Die heutige Nomenklatura des DFB erklärt ein ums andere Mal, nur sie könne für die Amateure so verhandeln, dass diese nicht unter die Räder kommen. Aber stimmt das auch? Die Vereine werden ja nicht einmal gefragt, wie sie die Sache sehen. Das veraltete System sieht vor, dass die Präsidenten (Frauen gibt es nicht) einigen wenigen Verhandlern die uneingeschränkte Vollmacht geben. Nun muss man wissen, dass diese Landesfürsten sich keineswegs ein Votum von ihrer Basis einholen. Sie entscheiden in der Regel eigenmächtig und machen genau wie beim Votum über Keller, Koch, Curtius und Osnabrügge vor einigen Wochen in Potsdam ihre Abstimmung mit ihrem Badezimmerspiegel ab. Allenfalls wird abends zuvor an der Hotelbar – in Coronazeiten in bilateralen Gesprächen mit Kollegen – die eigene Meinung noch einmal „überprüft“, natürlich auch die eine oder andere Allianz geschmiedet. Man kennt sich, man schätzt sich, man versteht sich. Und man weiß einiges übereinander.

Dieses System aus Leisetreterei und Geheimniskrämerei gilt es abzuschaffen, will sich die Basis endlich Gehör verschaffen. Es braucht eine Graswurzelbewegung, es braucht endlich mehr Vereinsfunktionäre, die sich nicht mehr mit der alleinigen Meinung der Landesfürsten zufrieden geben. Der Amateurfußball steht am Scheideweg und muss sich aufbäumen. Die 25.000 Vereine brauchen endlich eine Art Gewerkschaft für den Breitensport, mindestens eine Interessengemeinschaft. Deren Protagonisten sollten in der Breite gewählt werden, mehr als Tickets für Ehrentribünen und 6-Sterne-Hotels im Kopf haben und die ganze Diversität des Amateurfußballs spiegeln.
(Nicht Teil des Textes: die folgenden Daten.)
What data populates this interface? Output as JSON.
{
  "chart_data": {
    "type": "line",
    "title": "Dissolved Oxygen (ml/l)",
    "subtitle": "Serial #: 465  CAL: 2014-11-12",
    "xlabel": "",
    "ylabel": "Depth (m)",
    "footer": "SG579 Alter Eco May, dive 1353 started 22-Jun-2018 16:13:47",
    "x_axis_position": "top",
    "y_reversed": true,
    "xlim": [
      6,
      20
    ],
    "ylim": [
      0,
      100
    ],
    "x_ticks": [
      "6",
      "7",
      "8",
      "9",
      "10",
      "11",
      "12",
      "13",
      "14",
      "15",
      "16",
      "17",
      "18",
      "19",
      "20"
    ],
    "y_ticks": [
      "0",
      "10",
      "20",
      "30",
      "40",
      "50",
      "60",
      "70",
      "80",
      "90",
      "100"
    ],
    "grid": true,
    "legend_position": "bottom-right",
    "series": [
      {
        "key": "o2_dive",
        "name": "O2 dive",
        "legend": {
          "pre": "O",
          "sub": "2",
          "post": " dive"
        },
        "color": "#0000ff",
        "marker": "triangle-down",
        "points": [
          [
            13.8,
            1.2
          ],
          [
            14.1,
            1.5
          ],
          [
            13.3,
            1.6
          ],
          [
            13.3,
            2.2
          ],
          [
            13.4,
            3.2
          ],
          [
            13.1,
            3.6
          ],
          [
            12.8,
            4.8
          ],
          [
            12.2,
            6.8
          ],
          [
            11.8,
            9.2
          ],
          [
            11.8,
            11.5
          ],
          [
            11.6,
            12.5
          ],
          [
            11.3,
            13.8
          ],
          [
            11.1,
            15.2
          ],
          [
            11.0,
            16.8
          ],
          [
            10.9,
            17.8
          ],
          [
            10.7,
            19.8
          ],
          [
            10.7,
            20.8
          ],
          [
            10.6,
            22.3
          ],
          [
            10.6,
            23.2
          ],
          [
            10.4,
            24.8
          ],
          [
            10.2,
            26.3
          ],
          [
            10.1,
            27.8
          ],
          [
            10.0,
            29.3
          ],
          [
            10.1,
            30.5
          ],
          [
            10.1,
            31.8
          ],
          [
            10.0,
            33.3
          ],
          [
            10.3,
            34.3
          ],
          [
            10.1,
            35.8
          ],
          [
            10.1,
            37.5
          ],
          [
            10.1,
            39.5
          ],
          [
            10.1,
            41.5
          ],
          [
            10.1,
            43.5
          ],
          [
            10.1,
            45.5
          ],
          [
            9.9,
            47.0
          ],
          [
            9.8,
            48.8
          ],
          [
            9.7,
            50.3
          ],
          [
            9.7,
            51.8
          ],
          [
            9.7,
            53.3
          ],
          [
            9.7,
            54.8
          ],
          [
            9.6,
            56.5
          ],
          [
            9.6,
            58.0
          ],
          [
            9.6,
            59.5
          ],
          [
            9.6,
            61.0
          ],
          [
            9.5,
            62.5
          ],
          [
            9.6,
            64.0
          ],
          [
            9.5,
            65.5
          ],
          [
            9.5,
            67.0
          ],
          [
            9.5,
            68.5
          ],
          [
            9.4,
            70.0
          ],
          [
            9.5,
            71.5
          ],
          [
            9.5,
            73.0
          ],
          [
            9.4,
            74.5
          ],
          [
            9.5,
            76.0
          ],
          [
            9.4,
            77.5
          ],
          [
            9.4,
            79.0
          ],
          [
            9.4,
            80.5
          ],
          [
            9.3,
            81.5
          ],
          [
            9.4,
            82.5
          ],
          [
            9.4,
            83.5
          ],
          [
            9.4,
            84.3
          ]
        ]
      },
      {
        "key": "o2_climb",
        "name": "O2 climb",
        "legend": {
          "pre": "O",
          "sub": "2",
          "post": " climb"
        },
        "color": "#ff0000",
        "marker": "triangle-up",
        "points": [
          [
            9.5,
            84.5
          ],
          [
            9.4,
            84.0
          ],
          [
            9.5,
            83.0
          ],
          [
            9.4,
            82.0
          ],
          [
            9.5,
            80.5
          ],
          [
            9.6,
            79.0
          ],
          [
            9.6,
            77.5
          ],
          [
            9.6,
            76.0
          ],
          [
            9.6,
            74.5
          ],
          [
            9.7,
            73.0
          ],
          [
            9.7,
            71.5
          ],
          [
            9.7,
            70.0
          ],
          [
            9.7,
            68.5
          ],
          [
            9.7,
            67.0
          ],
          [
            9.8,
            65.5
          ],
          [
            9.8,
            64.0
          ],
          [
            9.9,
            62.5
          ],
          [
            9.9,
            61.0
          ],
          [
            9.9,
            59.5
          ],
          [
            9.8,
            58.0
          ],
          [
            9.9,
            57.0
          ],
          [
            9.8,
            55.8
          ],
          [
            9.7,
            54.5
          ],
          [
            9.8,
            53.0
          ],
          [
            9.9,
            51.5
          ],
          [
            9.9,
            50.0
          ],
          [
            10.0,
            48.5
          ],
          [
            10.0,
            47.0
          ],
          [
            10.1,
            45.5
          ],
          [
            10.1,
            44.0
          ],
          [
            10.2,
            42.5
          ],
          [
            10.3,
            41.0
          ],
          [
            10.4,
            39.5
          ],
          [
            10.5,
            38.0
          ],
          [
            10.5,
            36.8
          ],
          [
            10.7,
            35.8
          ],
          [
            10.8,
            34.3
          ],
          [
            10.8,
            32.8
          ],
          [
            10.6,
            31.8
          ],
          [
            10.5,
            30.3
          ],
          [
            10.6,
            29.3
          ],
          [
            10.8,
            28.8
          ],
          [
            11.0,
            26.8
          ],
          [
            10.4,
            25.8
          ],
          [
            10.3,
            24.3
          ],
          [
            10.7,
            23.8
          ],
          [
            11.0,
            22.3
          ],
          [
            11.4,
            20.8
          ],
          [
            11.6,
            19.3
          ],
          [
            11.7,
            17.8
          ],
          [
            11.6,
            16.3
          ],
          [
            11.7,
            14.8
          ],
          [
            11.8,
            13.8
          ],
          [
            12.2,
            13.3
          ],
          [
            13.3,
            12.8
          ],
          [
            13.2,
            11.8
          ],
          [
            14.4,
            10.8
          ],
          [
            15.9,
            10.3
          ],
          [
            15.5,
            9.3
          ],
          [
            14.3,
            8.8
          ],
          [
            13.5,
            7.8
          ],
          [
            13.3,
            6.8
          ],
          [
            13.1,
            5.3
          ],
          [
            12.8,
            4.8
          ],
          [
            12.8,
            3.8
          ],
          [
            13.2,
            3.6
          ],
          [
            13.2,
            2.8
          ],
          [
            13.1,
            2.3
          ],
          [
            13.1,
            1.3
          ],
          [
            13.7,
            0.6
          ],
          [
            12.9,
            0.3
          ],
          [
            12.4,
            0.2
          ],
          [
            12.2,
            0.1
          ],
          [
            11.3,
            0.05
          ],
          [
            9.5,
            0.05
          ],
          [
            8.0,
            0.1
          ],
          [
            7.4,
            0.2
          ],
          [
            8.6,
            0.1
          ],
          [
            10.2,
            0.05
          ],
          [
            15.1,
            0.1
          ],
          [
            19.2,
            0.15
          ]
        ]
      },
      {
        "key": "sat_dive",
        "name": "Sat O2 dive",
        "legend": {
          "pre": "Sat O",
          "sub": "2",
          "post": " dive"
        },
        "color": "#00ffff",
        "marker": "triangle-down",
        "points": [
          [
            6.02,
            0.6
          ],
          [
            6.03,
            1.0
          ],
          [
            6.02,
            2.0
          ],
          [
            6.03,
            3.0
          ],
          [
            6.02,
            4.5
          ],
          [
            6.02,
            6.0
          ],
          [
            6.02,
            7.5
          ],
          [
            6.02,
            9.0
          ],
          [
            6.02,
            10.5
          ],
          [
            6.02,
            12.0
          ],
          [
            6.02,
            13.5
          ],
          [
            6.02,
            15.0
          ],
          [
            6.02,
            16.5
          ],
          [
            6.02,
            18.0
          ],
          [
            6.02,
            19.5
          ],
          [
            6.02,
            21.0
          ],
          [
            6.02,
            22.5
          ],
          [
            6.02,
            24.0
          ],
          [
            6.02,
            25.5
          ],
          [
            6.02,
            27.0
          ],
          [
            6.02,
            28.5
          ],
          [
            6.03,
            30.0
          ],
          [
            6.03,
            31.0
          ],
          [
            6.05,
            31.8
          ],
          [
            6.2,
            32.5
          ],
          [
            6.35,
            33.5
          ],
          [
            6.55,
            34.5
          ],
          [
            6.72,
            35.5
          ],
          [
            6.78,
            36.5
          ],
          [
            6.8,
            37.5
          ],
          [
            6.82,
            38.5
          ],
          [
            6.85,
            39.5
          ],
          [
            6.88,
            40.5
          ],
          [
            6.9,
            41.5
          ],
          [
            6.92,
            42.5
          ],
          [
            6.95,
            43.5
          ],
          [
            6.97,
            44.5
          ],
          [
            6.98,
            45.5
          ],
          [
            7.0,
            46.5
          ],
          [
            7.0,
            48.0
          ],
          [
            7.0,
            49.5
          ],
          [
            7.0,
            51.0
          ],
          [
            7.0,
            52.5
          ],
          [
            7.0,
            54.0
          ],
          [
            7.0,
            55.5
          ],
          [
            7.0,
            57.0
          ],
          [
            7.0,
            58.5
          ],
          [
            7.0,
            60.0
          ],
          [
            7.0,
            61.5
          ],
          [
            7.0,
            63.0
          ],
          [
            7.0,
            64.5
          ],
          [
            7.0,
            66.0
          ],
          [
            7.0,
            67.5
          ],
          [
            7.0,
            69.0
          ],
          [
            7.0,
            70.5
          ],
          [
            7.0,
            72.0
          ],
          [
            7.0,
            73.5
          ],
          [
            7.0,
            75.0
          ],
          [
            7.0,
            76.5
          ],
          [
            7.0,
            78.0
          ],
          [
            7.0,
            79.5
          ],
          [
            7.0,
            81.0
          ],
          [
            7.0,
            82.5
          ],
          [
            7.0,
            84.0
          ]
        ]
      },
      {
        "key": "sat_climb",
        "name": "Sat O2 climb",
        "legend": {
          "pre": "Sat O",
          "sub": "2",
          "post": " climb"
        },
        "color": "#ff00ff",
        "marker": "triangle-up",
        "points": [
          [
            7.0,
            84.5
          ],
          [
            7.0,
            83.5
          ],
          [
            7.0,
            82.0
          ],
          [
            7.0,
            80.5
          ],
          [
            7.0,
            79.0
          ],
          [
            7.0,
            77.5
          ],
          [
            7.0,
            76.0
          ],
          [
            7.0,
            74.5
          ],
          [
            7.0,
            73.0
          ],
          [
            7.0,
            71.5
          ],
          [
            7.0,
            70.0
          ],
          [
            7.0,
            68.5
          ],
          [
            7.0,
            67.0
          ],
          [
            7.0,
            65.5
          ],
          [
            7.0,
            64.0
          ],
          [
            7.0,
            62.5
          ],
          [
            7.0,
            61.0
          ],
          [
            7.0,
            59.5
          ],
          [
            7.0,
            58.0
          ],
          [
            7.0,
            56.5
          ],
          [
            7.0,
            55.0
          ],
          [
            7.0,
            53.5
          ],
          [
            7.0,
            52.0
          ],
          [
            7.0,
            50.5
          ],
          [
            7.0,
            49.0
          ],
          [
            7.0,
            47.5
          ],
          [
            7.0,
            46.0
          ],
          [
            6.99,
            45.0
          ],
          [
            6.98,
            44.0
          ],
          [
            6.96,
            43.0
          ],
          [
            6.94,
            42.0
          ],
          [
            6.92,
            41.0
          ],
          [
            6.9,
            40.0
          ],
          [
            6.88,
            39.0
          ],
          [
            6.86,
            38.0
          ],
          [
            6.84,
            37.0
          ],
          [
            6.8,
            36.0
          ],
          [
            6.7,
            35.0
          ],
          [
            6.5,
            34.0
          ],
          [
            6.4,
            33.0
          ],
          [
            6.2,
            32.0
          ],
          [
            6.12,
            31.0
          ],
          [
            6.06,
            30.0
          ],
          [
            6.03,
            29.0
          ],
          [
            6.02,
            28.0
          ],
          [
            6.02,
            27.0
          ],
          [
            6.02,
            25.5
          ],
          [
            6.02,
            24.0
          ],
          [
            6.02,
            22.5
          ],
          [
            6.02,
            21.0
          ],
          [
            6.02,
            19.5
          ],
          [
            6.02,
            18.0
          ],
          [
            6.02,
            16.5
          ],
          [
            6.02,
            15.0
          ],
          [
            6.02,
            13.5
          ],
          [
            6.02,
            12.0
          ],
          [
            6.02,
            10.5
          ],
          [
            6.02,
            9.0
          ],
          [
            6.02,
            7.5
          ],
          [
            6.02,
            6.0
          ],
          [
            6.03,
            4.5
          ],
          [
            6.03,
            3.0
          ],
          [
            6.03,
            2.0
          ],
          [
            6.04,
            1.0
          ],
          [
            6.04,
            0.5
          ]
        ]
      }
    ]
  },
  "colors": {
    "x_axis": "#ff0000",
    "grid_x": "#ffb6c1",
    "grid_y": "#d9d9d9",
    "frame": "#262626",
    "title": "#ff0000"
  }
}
Wie es zu so einer Bewegung kommen könnte, haben die Vereine in Berlin gezeigt. Sie haben gegen große Teile ihres Landespräsidiums eine AG Zukunft durchgesetzt. Auch wenn der amtierende Präsident versucht, sich nach seiner zunächst ablehnenden Haltung nun plötzlich als Spitze der Bewegung zu gerieren – der Anstoß kam nicht aus dem Präsidium. Er kam von der Basis.

Die Pandemie hat alle gelehrt, mit Videokonferenzen umzugehen. Dieses Instrument könnte jetzt helfen, die Wege zu verkürzen, die Leute zusammenzubringen, die dringend notwendigen Diskussionen zu ermöglichen.
Anders als bei der Alibi-Veranstaltung „DFB-Amateurkongress“ werden nicht ausgewählte Leute gehört, sondern alle Interessierten können sich einbringen. Sogar ein alternativer Amateurkongress wäre denkbar. Damit könnte die von den Verbänden so gern beschworene Digitalisierung tatsächlich etwas für die Vereine voranbringen. Nur ganz anders, als die amtierenden Herren sich das gedacht haben.